Re: Pipelining and compression effect on HTTP/1.1 proxies

On Tue, 22 Apr 1997, Koen Holtman wrote:

> Luigi Rizzo:
> [...]
> >I have done a quick test on the content of our proxy cache: for each
> >directory, I have compared the output of
> [...]
> >with a saving, due to compression, of approximately 13% .
> 
> The 13% may be too pessimistic.
> 
> Another data point: about 2 years ago, I measured the amount of text/*
> data in the HTTP traffic between our campus proxy cache and outside
> servers, this turned out to be 30%.  As text/* data generally
> compresses with a factor of 75%, compression would lead to savings of
> 30%*0.75 = 23% for total off-campus traffic.

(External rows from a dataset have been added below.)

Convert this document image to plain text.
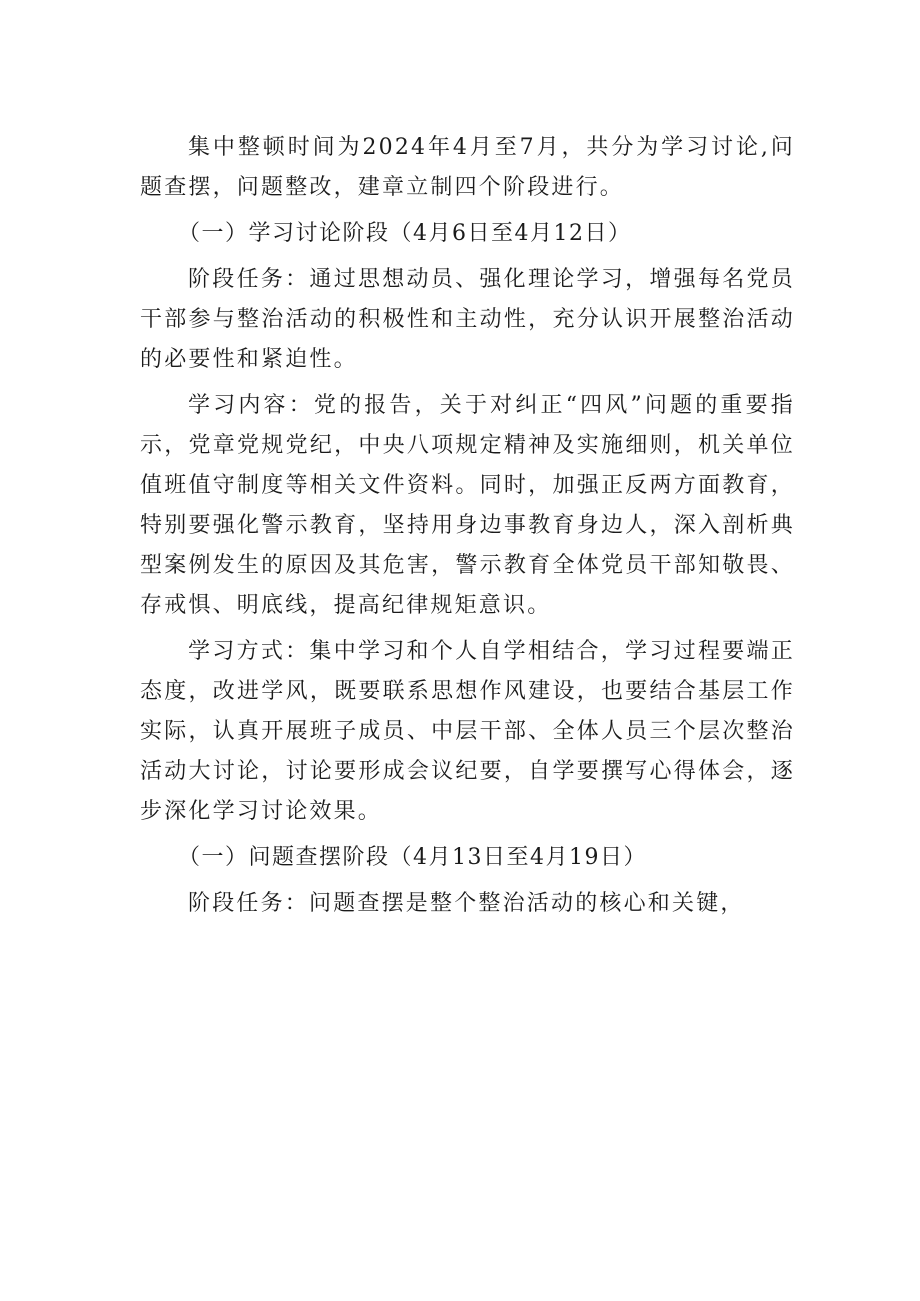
集中整顿时间为2024年4月至7月，共分为学习讨论,问题查摆，问题整改，建章立制四个阶段进行。

（一）学习讨论阶段（4月6日至4月12日）

阶段任务：通过思想动员、强化理论学习，增强每名党员干部参与整治活动的积极性和主动性，充分认识开展整治活动的必要性和紧迫性。

学习内容：党的报告，关于对纠正“四风”问题的重要指示，党章党规党纪，中央八项规定精神及实施细则，机关单位值班值守制度等相关文件资料。同时，加强正反两方面教育，特别要强化警示教育，坚持用身边事教育身边人，深入剖析典型案例发生的原因及其危害，警示教育全体党员干部知敬畏、存戒惧、明底线，提高纪律规矩意识。

学习方式：集中学习和个人自学相结合，学习过程要端正态度，改进学风，既要联系思想作风建设，也要结合基层工作实际，认真开展班子成员、中层干部、全体人员三个层次整治活动大讨论，讨论要形成会议纪要，自学要撰写心得体会，逐步深化学习讨论效果。

（一）问题查摆阶段（4月13日至4月19日）

阶段任务：问题查摆是整个整治活动的核心和关键，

75% is only for typical for large chunks of text/*. For small chunks (such
as most web pages) compression is closer to 60%. I just compressed our
home page as a test: uncompressed: 5208 bytes. compressed: 2216 bytes for
a compression of 57.5%. 30% * 57.5% = 17%. And your 30% figure for the
fraction of text/* is probably too high - the net has become much more
graphical in the last two years.

My figures on www.xmission.com (a large server with many different
commercial and non-commercial residents) from a sample of 27 gigabytes of
recent measured traffic indicates that only about 13% of the traffic is
text/*.  This slashes the potential savings to a mere 13% x 57.5% = 7.5%
from compressing the text/* files. And this overlooks the fact that the
majority of people browsing are doing so over modem links that *already*
perform pretty good on the fly compression of the data flowing through
them - thus reducing the potential savings to the end user from
pre-compressing text/* to negligible.